Rep. George Santos gives himself more free time on the public's dime

Tells McCarthy he won't serve on any House committees


This story was updated at 6:45 p.m.

U.S. Rep. George Santos recused himself on Tuesday from the Science, Space and Technology Committee and Small Business Committee in the House of Representatives. The embattled Republican who represents the 3rd District, which includes the North Shore, confirmed in a statement that he notified House Speaker Kevin McCarthy of his decision the day before. 

“Without the ongoing attention surrounding both my personal and campaign financial investigations, I have submitted a request to Speaker McCarthy that I be temporarily recused from my committee assignments until I am cleared,” Santos said. “This was a decision that I take very seriously. The business of the 118th Congress must continue without media fanfare. It is important that I primarily focus on serving the constituents of New York’s Third Congressional District and providing federal level representation without distraction.”
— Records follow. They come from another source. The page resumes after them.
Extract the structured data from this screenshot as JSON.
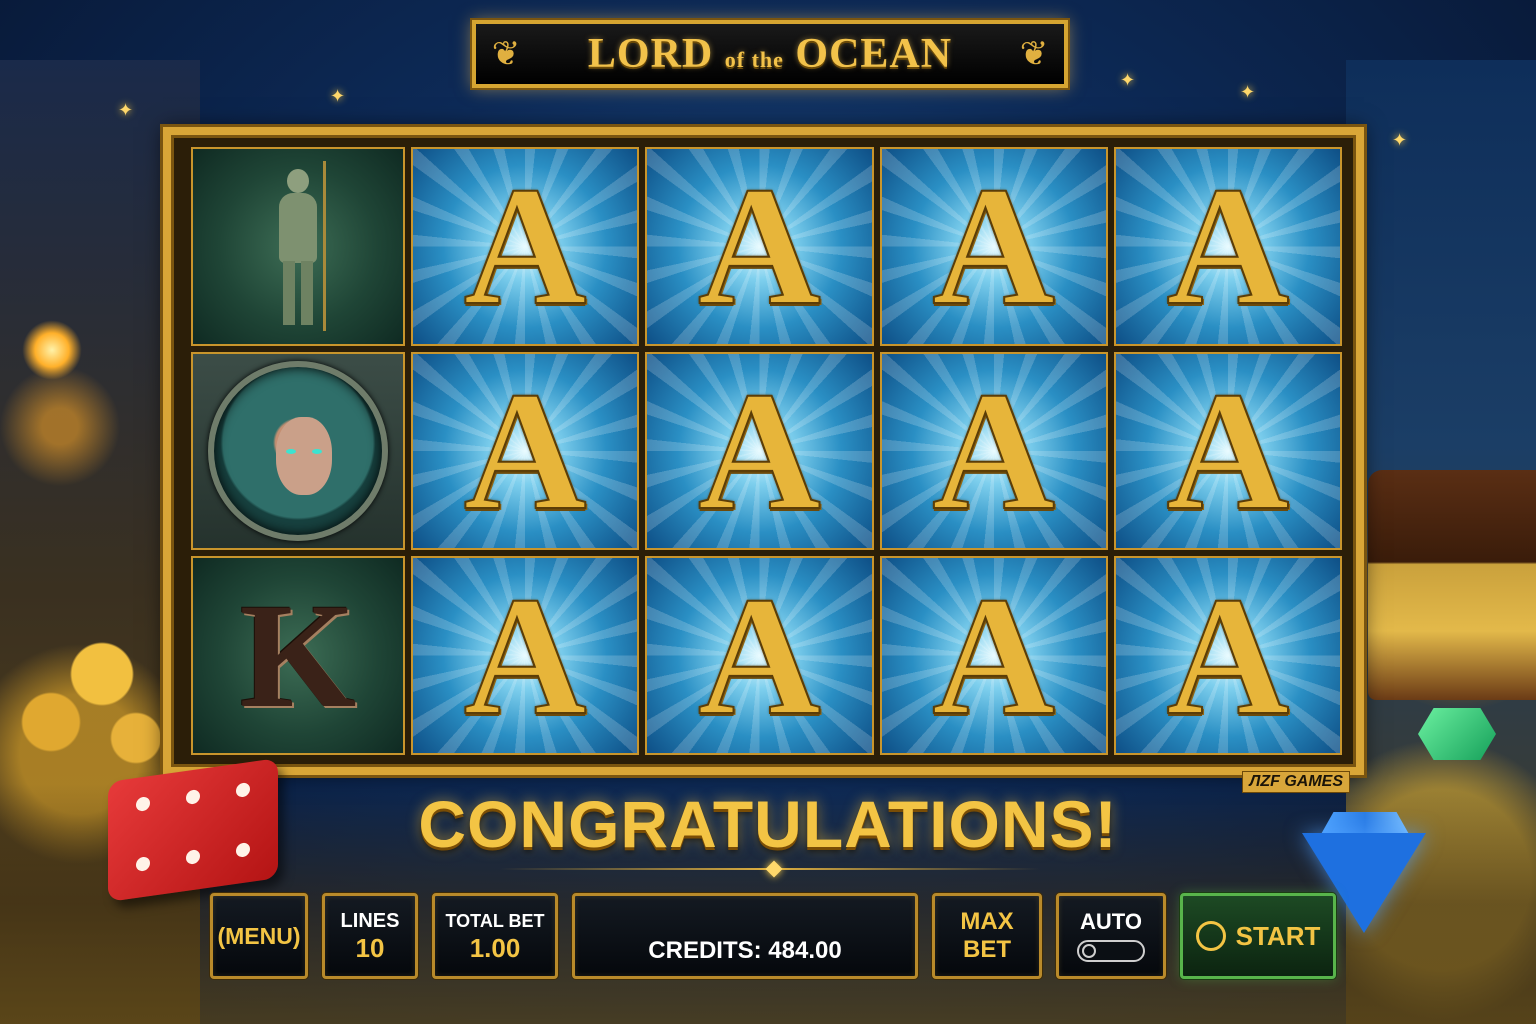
{
  "game": {
    "title_main_1": "LORD",
    "title_small": "of the",
    "title_main_2": "OCEAN",
    "brand": "ЛZF GAMES"
  },
  "reels": {
    "grid": [
      [
        "statue",
        "A",
        "A",
        "A",
        "A"
      ],
      [
        "mermaid",
        "A",
        "A",
        "A",
        "A"
      ],
      [
        "K",
        "A",
        "A",
        "A",
        "A"
      ]
    ],
    "symbol_a": "A",
    "symbol_k": "K"
  },
  "message": {
    "congrats": "CONGRATULATIONS!"
  },
  "controls": {
    "menu_label": "(MENU)",
    "lines_label": "LINES",
    "lines_value": "10",
    "total_bet_label": "TOTAL BET",
    "total_bet_value": "1.00",
    "credits_text": "CREDITS: 484.00",
    "max_bet_line1": "MAX",
    "max_bet_line2": "BET",
    "auto_label": "AUTO",
    "start_label": "START"
  },
  "colors": {
    "gold": "#f3c444",
    "frame": "#d9a637",
    "start_green": "#58b44b"
  }
}
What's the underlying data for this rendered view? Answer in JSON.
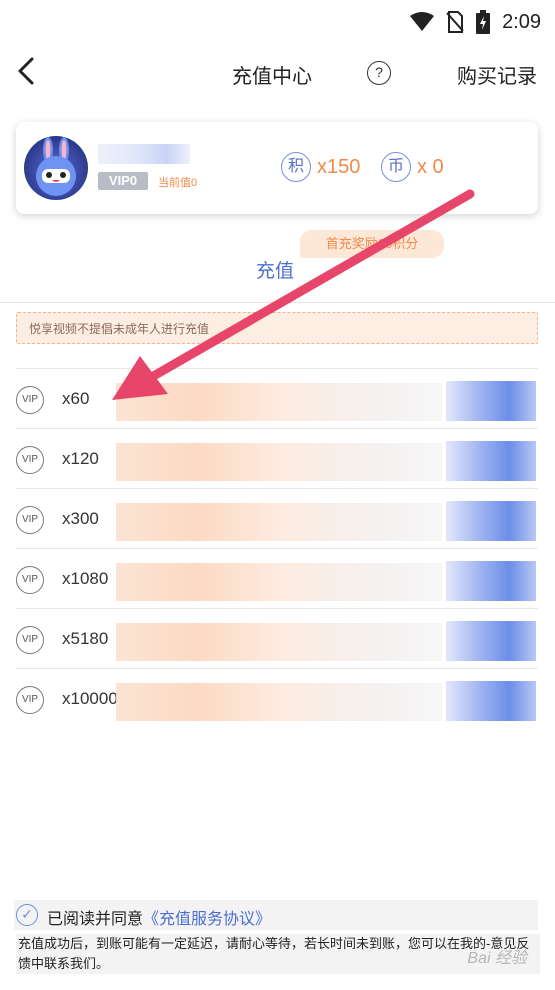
{
  "status_bar": {
    "time": "2:09",
    "icons": [
      "wifi-icon",
      "no-sim-icon",
      "battery-charging-icon"
    ]
  },
  "nav": {
    "title": "充值中心",
    "help_symbol": "?",
    "history_label": "购买记录"
  },
  "user_card": {
    "vip_label": "VIP0",
    "current_value_label": "当前值0",
    "points_symbol": "积",
    "points_value": "x150",
    "coins_symbol": "币",
    "coins_value": "x 0"
  },
  "recharge": {
    "tab_label": "充值",
    "bonus_text": "首充奖励60积分"
  },
  "notice": {
    "text": "悦享视频不提倡未成年人进行充值"
  },
  "packages": [
    {
      "icon": "VIP",
      "amount": "x60"
    },
    {
      "icon": "VIP",
      "amount": "x120"
    },
    {
      "icon": "VIP",
      "amount": "x300"
    },
    {
      "icon": "VIP",
      "amount": "x1080"
    },
    {
      "icon": "VIP",
      "amount": "x5180"
    },
    {
      "icon": "VIP",
      "amount": "x10000"
    }
  ],
  "agreement": {
    "check_symbol": "✓",
    "prefix": "已阅读并同意",
    "link": "《充值服务协议》"
  },
  "footnote": "充值成功后，到账可能有一定延迟，请耐心等待，若长时间未到账，您可以在我的-意见反馈中联系我们。",
  "watermark": "Bai 经验",
  "colors": {
    "accent_blue": "#4a6fd0",
    "accent_orange": "#f08a4b",
    "annotation_arrow": "#e8456a"
  }
}
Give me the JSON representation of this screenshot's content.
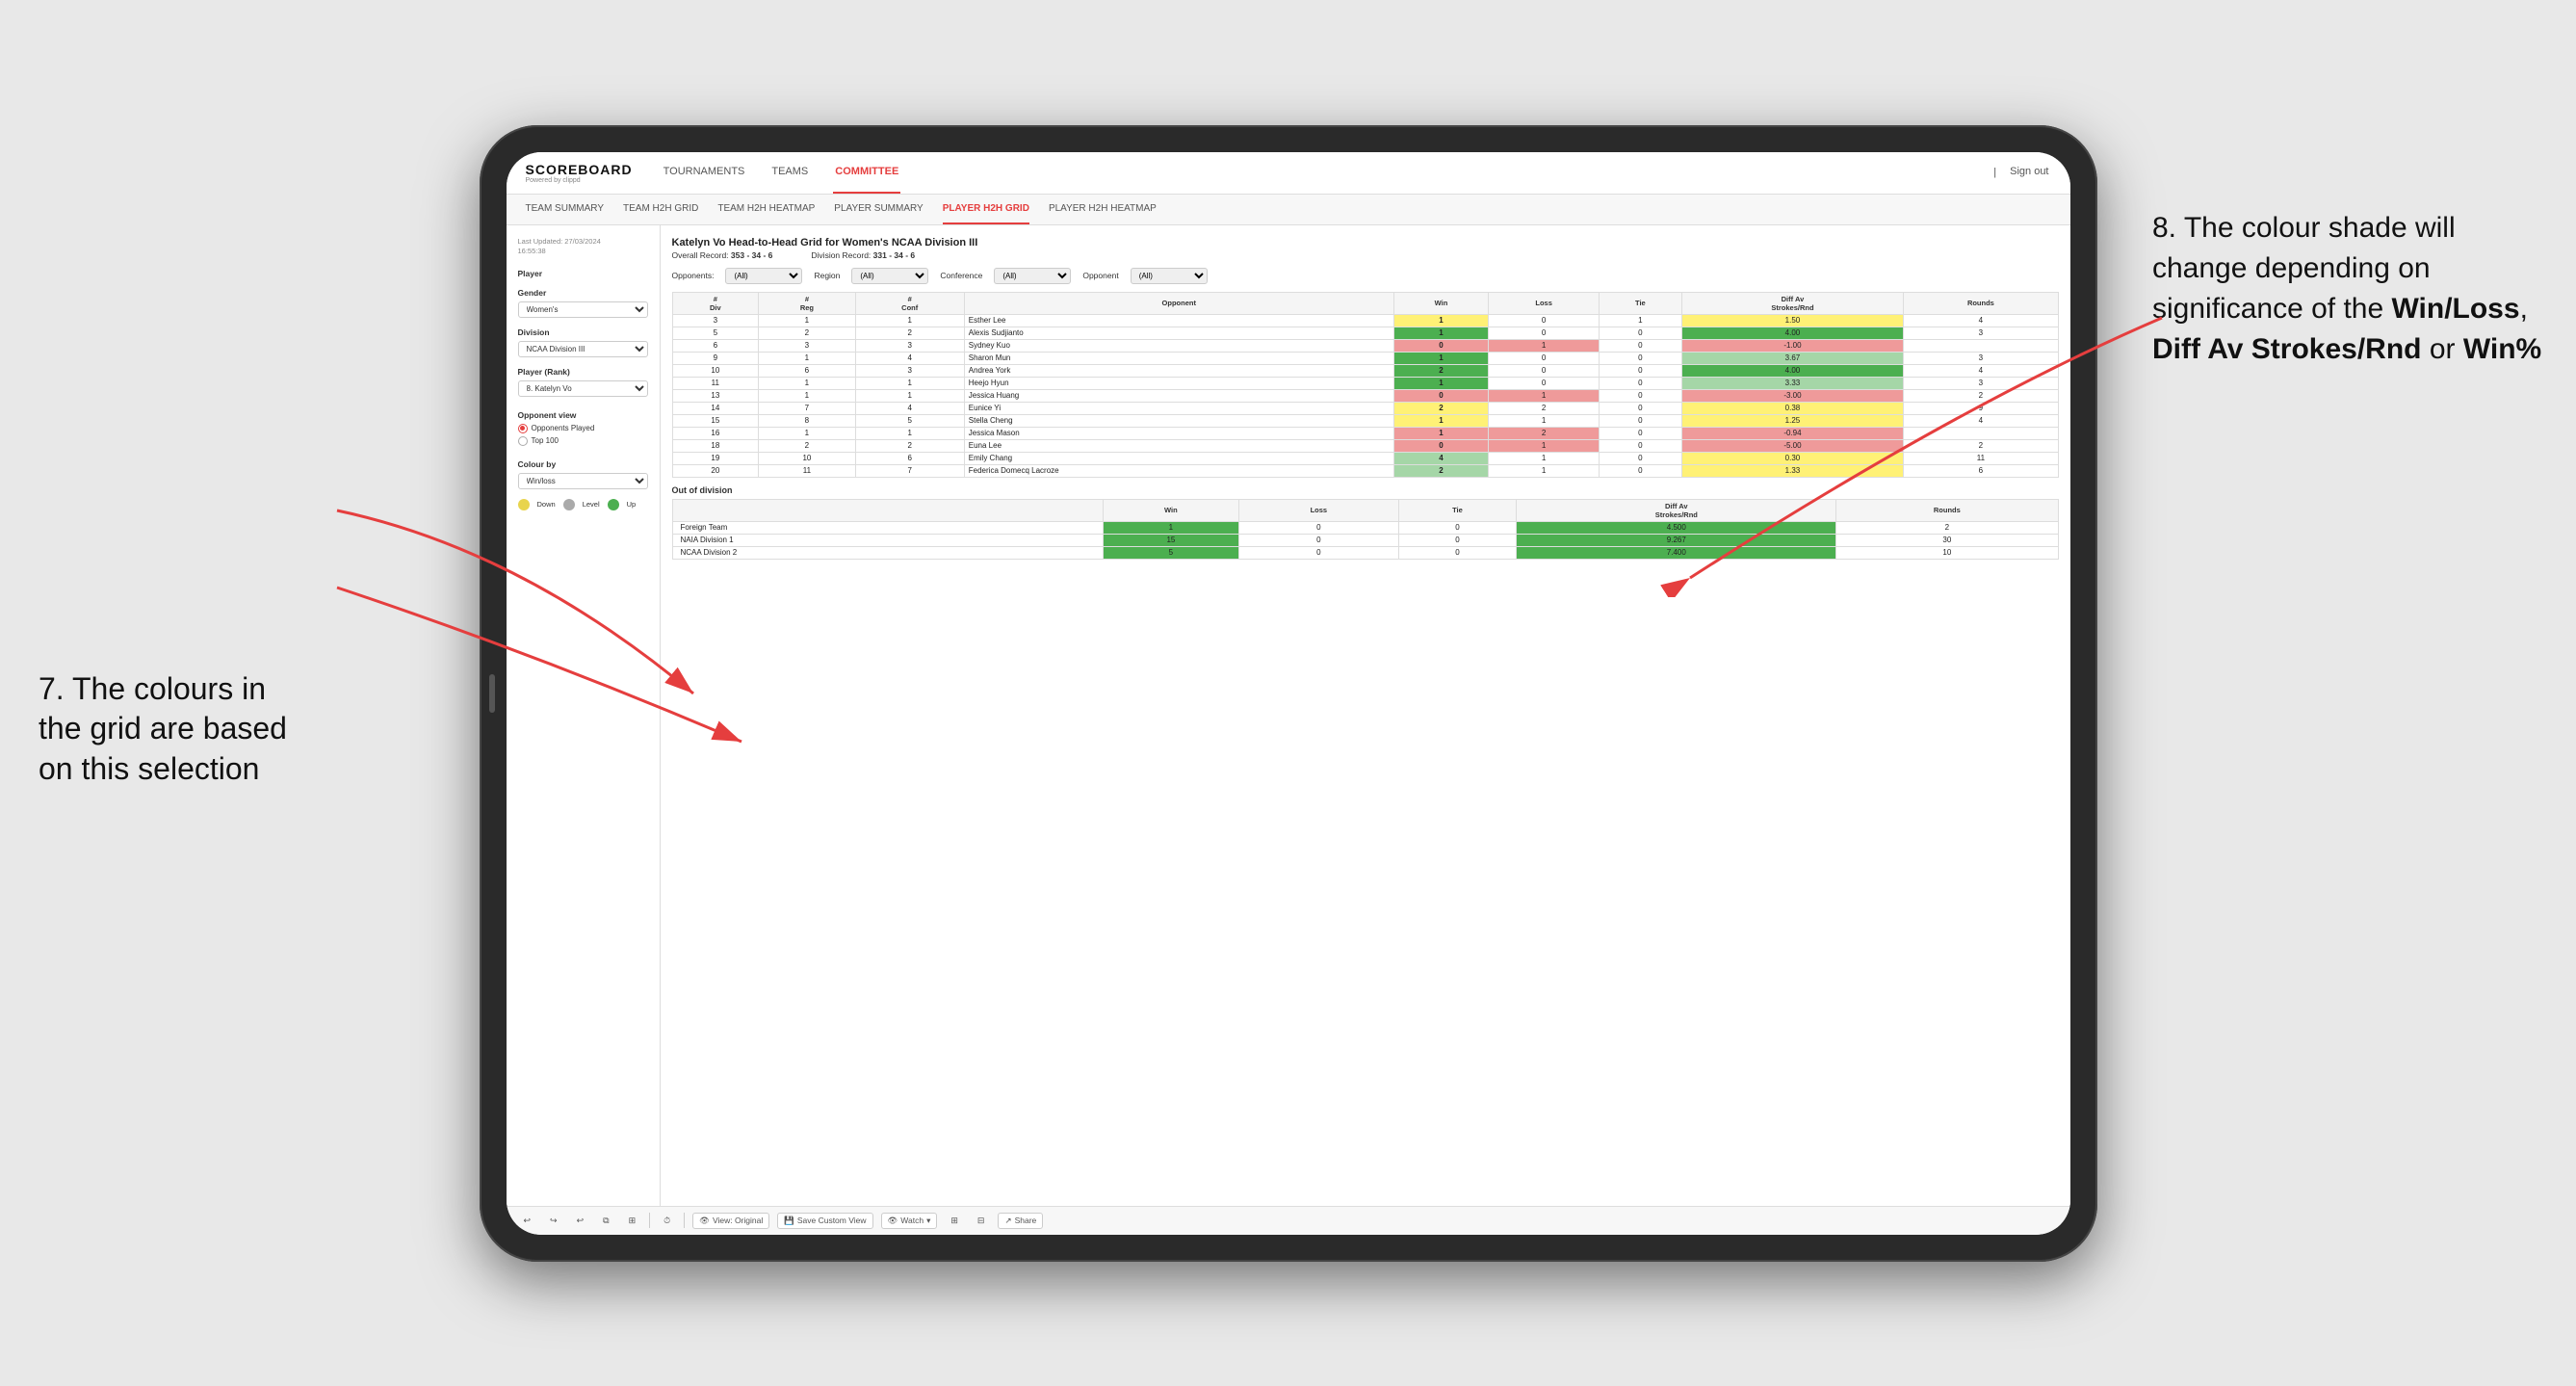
{
  "annotations": {
    "left": {
      "line1": "7. The colours in",
      "line2": "the grid are based",
      "line3": "on this selection"
    },
    "right": {
      "intro": "8. The colour shade will change depending on significance of the ",
      "bold1": "Win/Loss",
      "sep1": ", ",
      "bold2": "Diff Av Strokes/Rnd",
      "sep2": " or ",
      "bold3": "Win%"
    }
  },
  "header": {
    "logo": "SCOREBOARD",
    "logo_sub": "Powered by clippd",
    "nav": [
      "TOURNAMENTS",
      "TEAMS",
      "COMMITTEE"
    ],
    "active_nav": "COMMITTEE",
    "sign_out": "Sign out"
  },
  "sub_nav": {
    "items": [
      "TEAM SUMMARY",
      "TEAM H2H GRID",
      "TEAM H2H HEATMAP",
      "PLAYER SUMMARY",
      "PLAYER H2H GRID",
      "PLAYER H2H HEATMAP"
    ],
    "active": "PLAYER H2H GRID"
  },
  "sidebar": {
    "last_updated": "Last Updated: 27/03/2024\n16:55:38",
    "player_label": "Player",
    "gender_label": "Gender",
    "gender_value": "Women's",
    "division_label": "Division",
    "division_value": "NCAA Division III",
    "player_rank_label": "Player (Rank)",
    "player_rank_value": "8. Katelyn Vo",
    "opponent_view_label": "Opponent view",
    "opponent_view_options": [
      "Opponents Played",
      "Top 100"
    ],
    "opponent_view_selected": "Opponents Played",
    "colour_by_label": "Colour by",
    "colour_by_value": "Win/loss",
    "colour_legend": [
      {
        "color": "#e8d44d",
        "label": "Down"
      },
      {
        "color": "#aaaaaa",
        "label": "Level"
      },
      {
        "color": "#4caf50",
        "label": "Up"
      }
    ]
  },
  "grid": {
    "title": "Katelyn Vo Head-to-Head Grid for Women's NCAA Division III",
    "overall_record_label": "Overall Record:",
    "overall_record": "353 - 34 - 6",
    "division_record_label": "Division Record:",
    "division_record": "331 - 34 - 6",
    "filters": {
      "opponents_label": "Opponents:",
      "opponents_value": "(All)",
      "region_label": "Region",
      "region_value": "(All)",
      "conference_label": "Conference",
      "conference_value": "(All)",
      "opponent_label": "Opponent",
      "opponent_value": "(All)"
    },
    "table_headers": [
      "#\nDiv",
      "#\nReg",
      "#\nConf",
      "Opponent",
      "Win",
      "Loss",
      "Tie",
      "Diff Av\nStrokes/Rnd",
      "Rounds"
    ],
    "rows": [
      {
        "div": "3",
        "reg": "1",
        "conf": "1",
        "opponent": "Esther Lee",
        "win": "1",
        "loss": "0",
        "tie": "1",
        "diff": "1.50",
        "rounds": "4",
        "win_color": "yellow",
        "diff_color": "yellow"
      },
      {
        "div": "5",
        "reg": "2",
        "conf": "2",
        "opponent": "Alexis Sudjianto",
        "win": "1",
        "loss": "0",
        "tie": "0",
        "diff": "4.00",
        "rounds": "3",
        "win_color": "green-dark",
        "diff_color": "green-dark"
      },
      {
        "div": "6",
        "reg": "3",
        "conf": "3",
        "opponent": "Sydney Kuo",
        "win": "0",
        "loss": "1",
        "tie": "0",
        "diff": "-1.00",
        "rounds": "",
        "win_color": "red-light",
        "diff_color": "red-light"
      },
      {
        "div": "9",
        "reg": "1",
        "conf": "4",
        "opponent": "Sharon Mun",
        "win": "1",
        "loss": "0",
        "tie": "0",
        "diff": "3.67",
        "rounds": "3",
        "win_color": "green-dark",
        "diff_color": "green-light"
      },
      {
        "div": "10",
        "reg": "6",
        "conf": "3",
        "opponent": "Andrea York",
        "win": "2",
        "loss": "0",
        "tie": "0",
        "diff": "4.00",
        "rounds": "4",
        "win_color": "green-dark",
        "diff_color": "green-dark"
      },
      {
        "div": "11",
        "reg": "1",
        "conf": "1",
        "opponent": "Heejo Hyun",
        "win": "1",
        "loss": "0",
        "tie": "0",
        "diff": "3.33",
        "rounds": "3",
        "win_color": "green-dark",
        "diff_color": "green-light"
      },
      {
        "div": "13",
        "reg": "1",
        "conf": "1",
        "opponent": "Jessica Huang",
        "win": "0",
        "loss": "1",
        "tie": "0",
        "diff": "-3.00",
        "rounds": "2",
        "win_color": "red-light",
        "diff_color": "red-light"
      },
      {
        "div": "14",
        "reg": "7",
        "conf": "4",
        "opponent": "Eunice Yi",
        "win": "2",
        "loss": "2",
        "tie": "0",
        "diff": "0.38",
        "rounds": "9",
        "win_color": "yellow",
        "diff_color": "yellow"
      },
      {
        "div": "15",
        "reg": "8",
        "conf": "5",
        "opponent": "Stella Cheng",
        "win": "1",
        "loss": "1",
        "tie": "0",
        "diff": "1.25",
        "rounds": "4",
        "win_color": "yellow",
        "diff_color": "yellow"
      },
      {
        "div": "16",
        "reg": "1",
        "conf": "1",
        "opponent": "Jessica Mason",
        "win": "1",
        "loss": "2",
        "tie": "0",
        "diff": "-0.94",
        "rounds": "",
        "win_color": "red-light",
        "diff_color": "red-light"
      },
      {
        "div": "18",
        "reg": "2",
        "conf": "2",
        "opponent": "Euna Lee",
        "win": "0",
        "loss": "1",
        "tie": "0",
        "diff": "-5.00",
        "rounds": "2",
        "win_color": "red-light",
        "diff_color": "red-light"
      },
      {
        "div": "19",
        "reg": "10",
        "conf": "6",
        "opponent": "Emily Chang",
        "win": "4",
        "loss": "1",
        "tie": "0",
        "diff": "0.30",
        "rounds": "11",
        "win_color": "green-light",
        "diff_color": "yellow"
      },
      {
        "div": "20",
        "reg": "11",
        "conf": "7",
        "opponent": "Federica Domecq Lacroze",
        "win": "2",
        "loss": "1",
        "tie": "0",
        "diff": "1.33",
        "rounds": "6",
        "win_color": "green-light",
        "diff_color": "yellow"
      }
    ],
    "out_of_division_label": "Out of division",
    "out_rows": [
      {
        "opponent": "Foreign Team",
        "win": "1",
        "loss": "0",
        "tie": "0",
        "diff": "4.500",
        "rounds": "2",
        "win_color": "green-dark",
        "diff_color": "green-dark"
      },
      {
        "opponent": "NAIA Division 1",
        "win": "15",
        "loss": "0",
        "tie": "0",
        "diff": "9.267",
        "rounds": "30",
        "win_color": "green-dark",
        "diff_color": "green-dark"
      },
      {
        "opponent": "NCAA Division 2",
        "win": "5",
        "loss": "0",
        "tie": "0",
        "diff": "7.400",
        "rounds": "10",
        "win_color": "green-dark",
        "diff_color": "green-dark"
      }
    ]
  },
  "toolbar": {
    "view_original": "View: Original",
    "save_custom": "Save Custom View",
    "watch": "Watch",
    "share": "Share"
  }
}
The responsibilities in committees are significant, State Sen. Jack Martins said, because that’s where the work is done, Martins, also a Republican reasoned, where committee members debate and advance bills, and review legislation pertaining to what may be crafted for consideration by the full House.

“It’s equivalent to cutting school and showing up for graduation,” said Martins, who has reiterated that Santos needs to resign. “You have to put your time in in the committees where you actually do work. Santos wants to collect the pay and be a member of Congress but not work. He’s not doing his job.”

Former U.S. Rep. Tom Suozzi, who defeated Santos in the 2020 election, said there are several responsibilities entrusted to members of Congress. They need to work on their assigned committee to become experts so they can draft legislation, hold hearings and dive deeply into specific areas. They are also required to be a conduit to their constituents various needs as individuals, businesses and local government to navigate the federal bureaucracy and obtain resources. Receiving one’s fair share from the federal government is paramount, Suozzi said.

“But you also need to be involved in other matters beyond your community jurisdiction to influence policy and effect change and vote on legislation,” he added. “Based upon this recent action and reports about failure to deliver constituent services and lack of personal relationships with colleagues, it seems as if Santos is confining himself to only one of the roles — to vote on legislation.”

Robert Zimmerman, the Democrat who ran unsuccessfully against Santos in August, said not working on committees makes the congressman unfit to serve, among other reasons.

“His district office is not functioning; citizens are not receiving services. He should be expelled,” Zimmerman said. “Republican leadership in Congress and the members there who refuse to expel him are accomplices to his crimes.”  

Santos' problems began in December before he was sworn into office when the New York Times published an article detailing inaccuracies about his education, work experience and personal past. A week later the congressman admitted to lying about his education and work experience saying they were "embellishments."

Nassau County Legislator Josh Lafazan, who ran unsuccessfully in the last congressional Democratic primary, said he believes Santos did not make the decision to leave the committees.

“I believe it wasn’t a unilateral move on his part,” Lafazan said. “It was probably McCarthy who told him to. The fact that he is a pariah among his own caucus shows his days are numbers. This is the beginning of the end.”

Santos did not belong on the Small Business Committee, Lafazan continued. The 3rd District, which has many small businesses, needs federal assistance which Santos probably would not have been able to deliver.

“George Santos serving on the committee was a slap in the face to those who need representation,” Lafazan said. “It was an abomination he was placed on that committee in the first place.”

Santos won’t get a pass for leaving the committees, Martins said. “This is what the other fictionalized character was elected for. That he walks away is an indication of who George Santos is.”